Wow, it's amazing that a system in decline, on the verge of being dropped, that Slavery spread fast and firmly along the Mississippi from it's home in the Old South.

Christ, look at east texas, kentucky, lousiana, and the western half of tennessee. I never knew there was anywhere near that much slavery there. I always thought slavery was virginia to mississippi. That's what reality is calling a fricking decline? WTF? He should change to unreality.

199   HydroCabron   2015 May 12, 8:00am  

I always thought WWII was silly for this same reason. Hitler had ceased attacking France, and the SS was winding down the extermination camps - Treblinka effectively ceased operation in late 1943, and the reception area at Chelmno was dismantled in 1942. Clearly Nazism was declining on its own. Similarly with the Japanese: there were no substantial attacks on American soil after December of 1941.

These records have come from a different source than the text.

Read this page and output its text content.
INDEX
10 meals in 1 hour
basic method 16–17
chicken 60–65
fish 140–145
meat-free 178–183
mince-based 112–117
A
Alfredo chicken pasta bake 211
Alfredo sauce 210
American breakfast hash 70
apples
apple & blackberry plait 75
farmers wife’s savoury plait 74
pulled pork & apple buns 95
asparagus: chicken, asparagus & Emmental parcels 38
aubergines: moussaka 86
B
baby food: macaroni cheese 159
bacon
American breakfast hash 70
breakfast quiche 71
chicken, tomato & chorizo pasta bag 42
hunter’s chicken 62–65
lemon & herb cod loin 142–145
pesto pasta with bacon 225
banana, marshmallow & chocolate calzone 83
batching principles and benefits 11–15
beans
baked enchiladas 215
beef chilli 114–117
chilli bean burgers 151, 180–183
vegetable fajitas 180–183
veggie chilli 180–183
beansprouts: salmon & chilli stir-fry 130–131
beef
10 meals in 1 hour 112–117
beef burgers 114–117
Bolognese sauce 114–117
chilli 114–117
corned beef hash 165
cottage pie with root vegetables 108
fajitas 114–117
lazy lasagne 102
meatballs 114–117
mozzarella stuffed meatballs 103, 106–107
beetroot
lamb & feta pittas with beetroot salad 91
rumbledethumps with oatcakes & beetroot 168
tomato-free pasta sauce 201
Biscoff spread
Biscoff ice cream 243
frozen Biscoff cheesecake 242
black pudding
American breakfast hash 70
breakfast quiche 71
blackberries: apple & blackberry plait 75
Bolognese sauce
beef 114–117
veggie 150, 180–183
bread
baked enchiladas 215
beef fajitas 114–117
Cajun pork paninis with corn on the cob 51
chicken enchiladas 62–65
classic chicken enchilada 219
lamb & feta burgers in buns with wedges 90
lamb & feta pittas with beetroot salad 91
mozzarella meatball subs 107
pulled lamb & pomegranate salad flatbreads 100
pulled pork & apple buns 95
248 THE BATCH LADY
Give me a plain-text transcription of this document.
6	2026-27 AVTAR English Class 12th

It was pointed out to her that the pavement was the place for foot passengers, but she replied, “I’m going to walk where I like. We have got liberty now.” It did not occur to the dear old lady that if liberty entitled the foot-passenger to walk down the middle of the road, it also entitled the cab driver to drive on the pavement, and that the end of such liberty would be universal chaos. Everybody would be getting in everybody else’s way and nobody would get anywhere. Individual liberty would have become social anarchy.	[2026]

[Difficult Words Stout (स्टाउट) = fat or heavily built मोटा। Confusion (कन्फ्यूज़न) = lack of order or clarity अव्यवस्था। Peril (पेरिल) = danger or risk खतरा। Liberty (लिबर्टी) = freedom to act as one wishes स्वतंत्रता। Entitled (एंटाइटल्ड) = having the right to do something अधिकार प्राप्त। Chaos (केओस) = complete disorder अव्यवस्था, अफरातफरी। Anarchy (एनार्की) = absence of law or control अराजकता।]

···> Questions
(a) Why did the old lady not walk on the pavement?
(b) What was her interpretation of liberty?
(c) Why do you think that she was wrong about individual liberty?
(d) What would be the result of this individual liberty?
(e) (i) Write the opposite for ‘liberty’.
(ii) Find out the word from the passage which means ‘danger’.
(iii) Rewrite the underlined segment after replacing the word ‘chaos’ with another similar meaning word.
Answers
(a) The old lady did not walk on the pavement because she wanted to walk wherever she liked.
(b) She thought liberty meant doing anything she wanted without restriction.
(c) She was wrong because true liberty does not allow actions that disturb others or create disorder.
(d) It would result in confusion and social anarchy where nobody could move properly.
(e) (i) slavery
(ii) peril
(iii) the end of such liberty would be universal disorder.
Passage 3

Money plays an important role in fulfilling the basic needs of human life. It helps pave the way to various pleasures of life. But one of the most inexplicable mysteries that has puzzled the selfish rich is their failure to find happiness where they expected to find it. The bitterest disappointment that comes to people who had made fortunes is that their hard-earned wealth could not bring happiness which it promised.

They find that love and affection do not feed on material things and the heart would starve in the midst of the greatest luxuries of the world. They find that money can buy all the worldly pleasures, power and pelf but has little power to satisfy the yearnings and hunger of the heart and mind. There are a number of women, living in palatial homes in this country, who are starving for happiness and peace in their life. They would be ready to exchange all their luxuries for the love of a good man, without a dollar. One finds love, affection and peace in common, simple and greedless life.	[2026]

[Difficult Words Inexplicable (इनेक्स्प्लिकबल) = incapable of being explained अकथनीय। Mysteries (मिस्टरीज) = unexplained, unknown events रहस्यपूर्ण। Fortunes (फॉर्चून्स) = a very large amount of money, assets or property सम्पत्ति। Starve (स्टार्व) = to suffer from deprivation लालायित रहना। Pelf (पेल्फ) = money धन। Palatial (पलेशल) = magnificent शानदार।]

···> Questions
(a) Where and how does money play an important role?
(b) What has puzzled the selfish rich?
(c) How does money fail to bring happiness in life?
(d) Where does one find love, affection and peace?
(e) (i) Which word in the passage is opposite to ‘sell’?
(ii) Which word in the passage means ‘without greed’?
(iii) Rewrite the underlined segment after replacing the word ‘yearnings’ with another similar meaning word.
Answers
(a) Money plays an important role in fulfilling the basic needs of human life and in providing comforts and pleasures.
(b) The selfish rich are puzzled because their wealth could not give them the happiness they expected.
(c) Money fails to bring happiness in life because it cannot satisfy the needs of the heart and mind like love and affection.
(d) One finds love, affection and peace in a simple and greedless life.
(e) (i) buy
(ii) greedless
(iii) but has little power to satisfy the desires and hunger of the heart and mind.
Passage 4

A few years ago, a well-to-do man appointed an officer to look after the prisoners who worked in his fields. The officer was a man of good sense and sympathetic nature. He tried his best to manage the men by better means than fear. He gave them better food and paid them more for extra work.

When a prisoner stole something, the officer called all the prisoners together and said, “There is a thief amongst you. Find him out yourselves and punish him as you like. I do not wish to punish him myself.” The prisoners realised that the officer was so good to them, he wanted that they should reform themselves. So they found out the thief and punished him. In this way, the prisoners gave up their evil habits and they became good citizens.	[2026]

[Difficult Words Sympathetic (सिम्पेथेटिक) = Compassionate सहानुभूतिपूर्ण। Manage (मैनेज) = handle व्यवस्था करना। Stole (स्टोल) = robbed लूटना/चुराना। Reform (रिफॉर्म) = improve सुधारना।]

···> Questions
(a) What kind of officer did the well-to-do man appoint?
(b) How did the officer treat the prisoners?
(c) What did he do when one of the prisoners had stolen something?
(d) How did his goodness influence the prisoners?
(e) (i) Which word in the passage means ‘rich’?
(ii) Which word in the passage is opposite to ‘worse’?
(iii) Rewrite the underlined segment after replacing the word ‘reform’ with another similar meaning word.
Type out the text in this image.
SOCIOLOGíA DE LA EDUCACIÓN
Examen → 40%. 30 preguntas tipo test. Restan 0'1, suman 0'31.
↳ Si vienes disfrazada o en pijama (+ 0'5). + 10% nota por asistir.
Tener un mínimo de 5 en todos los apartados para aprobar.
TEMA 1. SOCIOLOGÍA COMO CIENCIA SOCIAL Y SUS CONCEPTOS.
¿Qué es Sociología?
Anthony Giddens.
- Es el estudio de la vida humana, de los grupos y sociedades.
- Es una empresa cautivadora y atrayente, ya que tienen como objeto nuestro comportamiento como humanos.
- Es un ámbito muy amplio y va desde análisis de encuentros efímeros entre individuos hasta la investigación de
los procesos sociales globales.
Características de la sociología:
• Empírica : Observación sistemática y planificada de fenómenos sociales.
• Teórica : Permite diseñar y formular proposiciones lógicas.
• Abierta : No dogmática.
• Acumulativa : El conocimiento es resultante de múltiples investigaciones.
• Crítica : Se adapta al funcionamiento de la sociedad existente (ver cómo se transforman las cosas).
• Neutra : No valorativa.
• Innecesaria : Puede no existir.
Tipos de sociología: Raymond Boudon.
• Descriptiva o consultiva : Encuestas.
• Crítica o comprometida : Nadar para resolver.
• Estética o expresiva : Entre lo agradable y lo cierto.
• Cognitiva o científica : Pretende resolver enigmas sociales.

All in all, our actions against the Axis were unprovoked aggression, borne of a Hamiltonian conception of centralized government and driven by a rapacious central bank.

In the same vein, abortion rates are down dramatically over the past 30 years, indicating laws against it to be merely a power-grab of do-gooders aiming to enhance their own careers by stifling the Noble Cause.

200   indigenous   2015 May 12, 8:09am  

HydroCabron says

All in all, our actions against the Axis were unprovoked aggression, borne of a Hamiltonian conception of centralized government.

Pinche Cabron the mutt, actually the centralization part is still going today. Thanks un American Asshole Abe.

No matter how you want to dice it technology has and will replace slavery, drudgery, dangerous work. I would think farming has or will completely change through robotic technology.